A margine dell’incontro, il procuratore Tondina spiega che il ‘decreto Caivano’ «è eccessivo, perché è fondato su una costruzione di pensiero che non è realistica, cioè che ci sia un’emergenza minorile di tipo criminale diffusa su tutto il territorio nazionale. Non è così. Le realtà territoriali sono tutte molto diverse. Quella del nostro distretto è assolutamente di un altro tipo».

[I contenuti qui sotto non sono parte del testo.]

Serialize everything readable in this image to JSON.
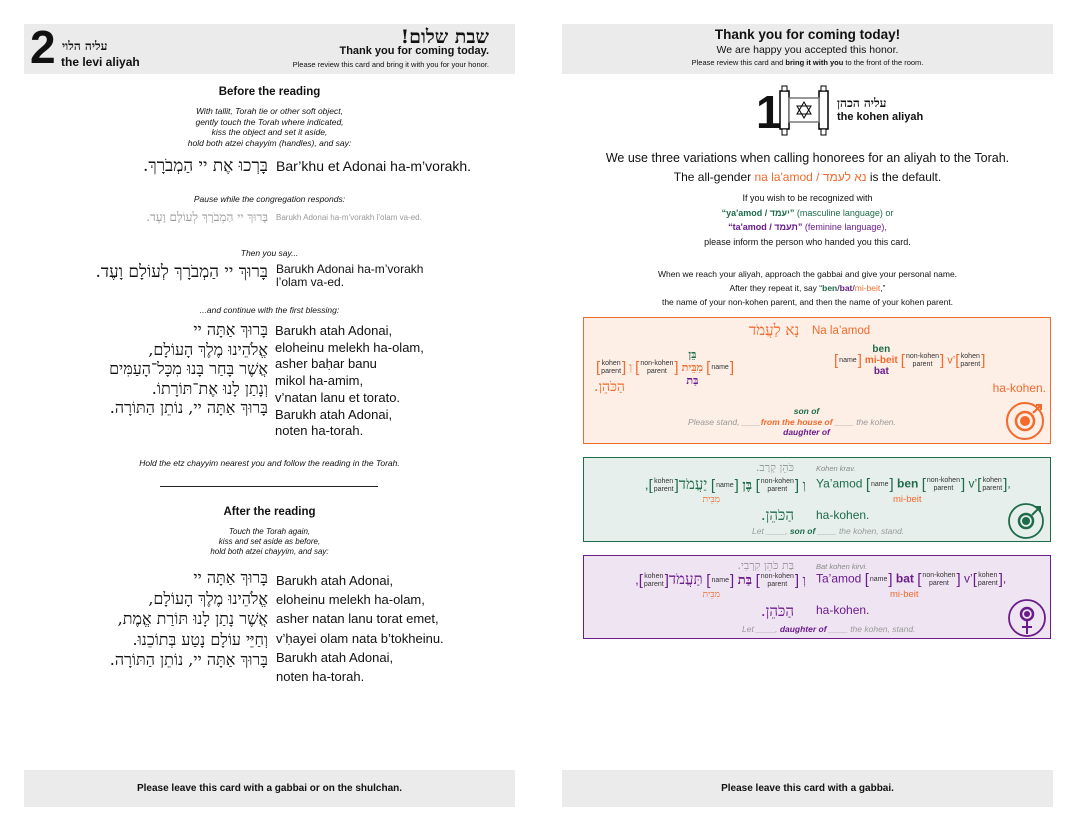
{
  "levi_card": {
    "number": "2",
    "aliyah_hebrew": "עליה הלוי",
    "aliyah_english": "the levi aliyah",
    "greeting_hebrew": "שבת שלום!",
    "thanks": "Thank you for coming today.",
    "review_note": "Please review this card and bring it with you for your honor.",
    "before": {
      "heading": "Before the reading",
      "instructions": [
        "With tallit, Torah tie or other soft object,",
        "gently touch the Torah where indicated,",
        "kiss the object and set it aside,",
        "hold both atzei chayyim (handles), and say:"
      ],
      "call_hebrew": "בָּרְכוּ אֶת יי הַמְבֹרָךְ.",
      "call_translit": "Bar’khu et Adonai ha-m’vorakh.",
      "pause_note": "Pause while the congregation responds:",
      "response_hebrew": "בָּרוּךְ יי הַמְבֹרָךְ לְעוֹלָם וָעֶד.",
      "response_translit": "Barukh Adonai ha-m’vorakh l’olam va-ed.",
      "then_note": "Then you say...",
      "repeat_hebrew": "בָּרוּךְ יי הַמְבֹרָךְ לְעוֹלָם וָעֶד.",
      "repeat_translit": [
        "Barukh Adonai ha-m’vorakh",
        "l’olam va-ed."
      ],
      "continue_note": "...and continue with the first blessing:",
      "blessing_hebrew": [
        "בָּרוּךְ אַתָּה יי",
        "אֱלֹהֵינוּ מֶלֶךְ הָעוֹלָם,",
        "אֲשֶׁר בָּחַר בָּנוּ מִכָּל־הָעַמִּים",
        "וְנָתַן לָנוּ אֶת־תּוֹרָתוֹ.",
        "בָּרוּךְ אַתָּה יי, נוֹתֵן הַתּוֹרָה."
      ],
      "blessing_translit": [
        "Barukh atah Adonai,",
        "eloheinu melekh ha-olam,",
        "asher baḥar banu",
        "mikol ha-amim,",
        "v’natan lanu et torato.",
        "Barukh atah Adonai,",
        "noten ha-torah."
      ],
      "follow_note": "Hold the etz chayyim nearest you and follow the reading in the Torah."
    },
    "after": {
      "heading": "After the reading",
      "instructions": [
        "Touch the Torah again,",
        "kiss and set aside as before,",
        "hold both atzei chayyim, and say:"
      ],
      "blessing_hebrew": [
        "בָּרוּךְ אַתָּה יי",
        "אֱלֹהֵינוּ מֶלֶךְ הָעוֹלָם,",
        "אֲשֶׁר נָתַן לָנוּ תּוֹרַת אֱמֶת,",
        "וְחַיֵּי עוֹלָם נָטַע בְּתוֹכֵנוּ.",
        "בָּרוּךְ אַתָּה יי, נוֹתֵן הַתּוֹרָה."
      ],
      "blessing_translit": [
        "Barukh atah Adonai,",
        "eloheinu melekh ha-olam,",
        "asher natan lanu torat emet,",
        "v’ḥayei olam nata b’tokheinu.",
        "Barukh atah Adonai,",
        "noten ha-torah."
      ]
    },
    "footer": "Please leave this card with a gabbai or on the shulchan."
  },
  "kohen_card": {
    "title": "Thank you for coming today!",
    "subtitle": "We are happy you accepted this honor.",
    "review_pre": "Please review this card and ",
    "review_bold": "bring it with you",
    "review_post": " to the front of the room.",
    "number": "1",
    "aliyah_hebrew": "עליה הכהן",
    "aliyah_english": "the kohen aliyah",
    "intro": "We use three variations when calling honorees for an aliyah to the Torah.",
    "default_pre": "The all-gender ",
    "default_term": "na la'amod / נא לעמד",
    "default_post": " is the default.",
    "recognize_line1": "If you wish to be recognized with",
    "masc_term": "“ya'amod / יעמד”",
    "masc_post": " (masculine language) or",
    "fem_term": "“ta'amod / תעמד”",
    "fem_post": " (feminine language),",
    "inform_line": "please inform the person who handed you this card.",
    "reach_line": "When we reach your aliyah, approach the gabbai and give your personal name.",
    "repeat_pre": "After they repeat it, say “",
    "repeat_ben": "ben",
    "repeat_bat": "bat",
    "repeat_mibeit": "mi-beit",
    "repeat_post": ",”",
    "parent_line": "the name of your non-kohen parent, and then the name of your kohen parent.",
    "placeholders": {
      "kohen_1": "kohen",
      "kohen_2": "parent",
      "nonkohen_1": "non-kohen",
      "nonkohen_2": "parent",
      "name": "name"
    },
    "neutral": {
      "hebrew_call": "נָא לַעֲמֹד",
      "translit_call": "Na la’amod",
      "he_ben": "בֵּן",
      "he_mibeit": "מִבֵּית",
      "he_bat": "בַּת",
      "he_and": "וְ",
      "ben": "ben",
      "mibeit": "mi-beit",
      "bat": "bat",
      "vprefix": "v’",
      "he_kohen": "הַכֹּהֵן.",
      "en_kohen": "ha-kohen.",
      "en_pre": "Please stand, ____",
      "en_house": "from the house of",
      "en_post": " ____ the kohen.",
      "en_son": "son of",
      "en_daughter": "daughter of",
      "color": "#f26a2c",
      "bg": "#fdeee6"
    },
    "masculine": {
      "hebrew_head": "כֹּהֵן קְרַב.",
      "translit_head": "Kohen krav.",
      "hebrew_call": "יַעֲמֹד",
      "he_ben": "בֶּן",
      "he_mibeit": "מִבֵּית",
      "he_and": "וְ",
      "translit_call": "Ya’amod",
      "ben": "ben",
      "mibeit": "mi-beit",
      "vprefix": "v’",
      "he_kohen": "הַכֹּהֵן.",
      "en_kohen": "ha-kohen.",
      "en_pre": "Let ____, ",
      "en_mid": "son of",
      "en_post": " ____ the kohen, stand.",
      "color": "#1e6b4a",
      "bg": "#e6efeb"
    },
    "feminine": {
      "hebrew_head": "בַּת כֹּהֵן קִרְבִי.",
      "translit_head": "Bat kohen kirvi.",
      "hebrew_call": "תַּעֲמֹד",
      "he_bat": "בַּת",
      "he_mibeit": "מִבֵּית",
      "he_and": "וְ",
      "translit_call": "Ta’amod",
      "bat": "bat",
      "mibeit": "mi-beit",
      "vprefix": "v’",
      "he_kohen": "הַכֹּהֵן.",
      "en_kohen": "ha-kohen.",
      "en_pre": "Let ____, ",
      "en_mid": "daughter of",
      "en_post": " ____ the kohen, stand.",
      "color": "#6a1b8a",
      "bg": "#efe4f2"
    },
    "footer": "Please leave this card with a gabbai."
  }
}
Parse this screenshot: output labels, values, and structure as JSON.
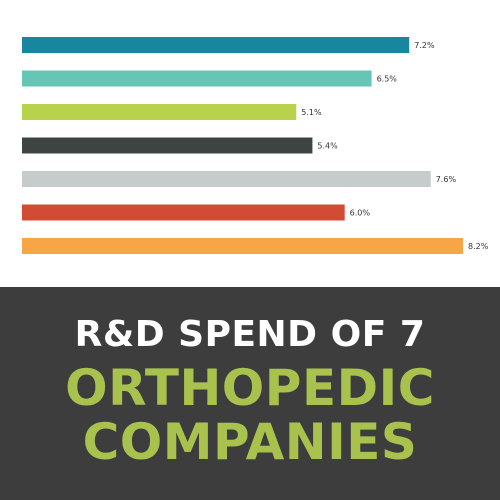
{
  "title": {
    "line1": "R&D SPEND OF 7",
    "line2": "ORTHOPEDIC",
    "line3": "COMPANIES"
  },
  "colors": {
    "banner_background": "#3d3d3d",
    "title_line1": "#ffffff",
    "title_highlight": "#a9c14d"
  },
  "chart_data": {
    "type": "bar",
    "orientation": "horizontal",
    "grid": false,
    "legend": "none",
    "xlim": [
      0,
      8.2
    ],
    "categories": [
      "",
      "",
      "",
      "",
      "",
      "",
      ""
    ],
    "values": [
      7.2,
      6.5,
      5.1,
      5.4,
      7.6,
      6.0,
      8.2
    ],
    "labels": [
      "7.2%",
      "6.5%",
      "5.1%",
      "5.4%",
      "7.6%",
      "6.0%",
      "8.2%"
    ],
    "colors": [
      "#17869e",
      "#66c5b4",
      "#b9d24d",
      "#3e4442",
      "#c6cbcb",
      "#d14b35",
      "#f6a646"
    ]
  }
}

«Basta leggere i numeri - osserva il presidente Maggia -. Se uno li confronta (sono pubblicati sul sito del ministero), si rende conto che il penale negli anni è sempre stabile. Ci sono delle piccole variazioni di anno in anno, ma non c’è questo aumento esponenziale».
C’è, invece, «una maggiore rabbia dei ragazzi, rabbia che si manifesta in agiti etero aggressivo o autolesivi, ma di questi secondi nessuno se ne preoccupa».
Per le toghe minorili, il tema vero è che «l’adulto manca. E, poi, noi siamo vecchi, stiamo continuando a proporre dei modelli di rigore che sono superati a livello mondiale. I ragazzi, tutti, anche quelli degli altri Paesi, stanno proponendo qualcosa di diverso e dobbiamo adattarci noi al mondo che cambia. Noi lavoriamo sempre molto sulla forma, invece loro hanno bisogno di sostanza».
In mattinata, la presidente Maggia era in audizione alla commissione Senato, dove si è affrontato un altro, fondamentale, aspetto: la prevenzione. «Le cose vanno intercettate presto, anche con interventi duri» come «l’allontanamento da una famiglia che è disfunzionale e non lo lasci lì il figlio. Non lo mandano a scuola, lo usano per spacciare, gli danno in mano la pistola o comunque fanno finta di non vederlo, poi, quando ha 16 anni, lo dobbiamo mettere in galera. “Ohibò, è cattivo”, ma prima ne aveva 3, 4, 5 anni e tu dov’eri stato? E tu dov’eri giudice?». Perché «anche il giudice deve avere il coraggio di fare delle scelte che poi tutti criticano, i giornalisti per primi (“Lo ha allontanato dalla famiglia”). La prevenzione è questa».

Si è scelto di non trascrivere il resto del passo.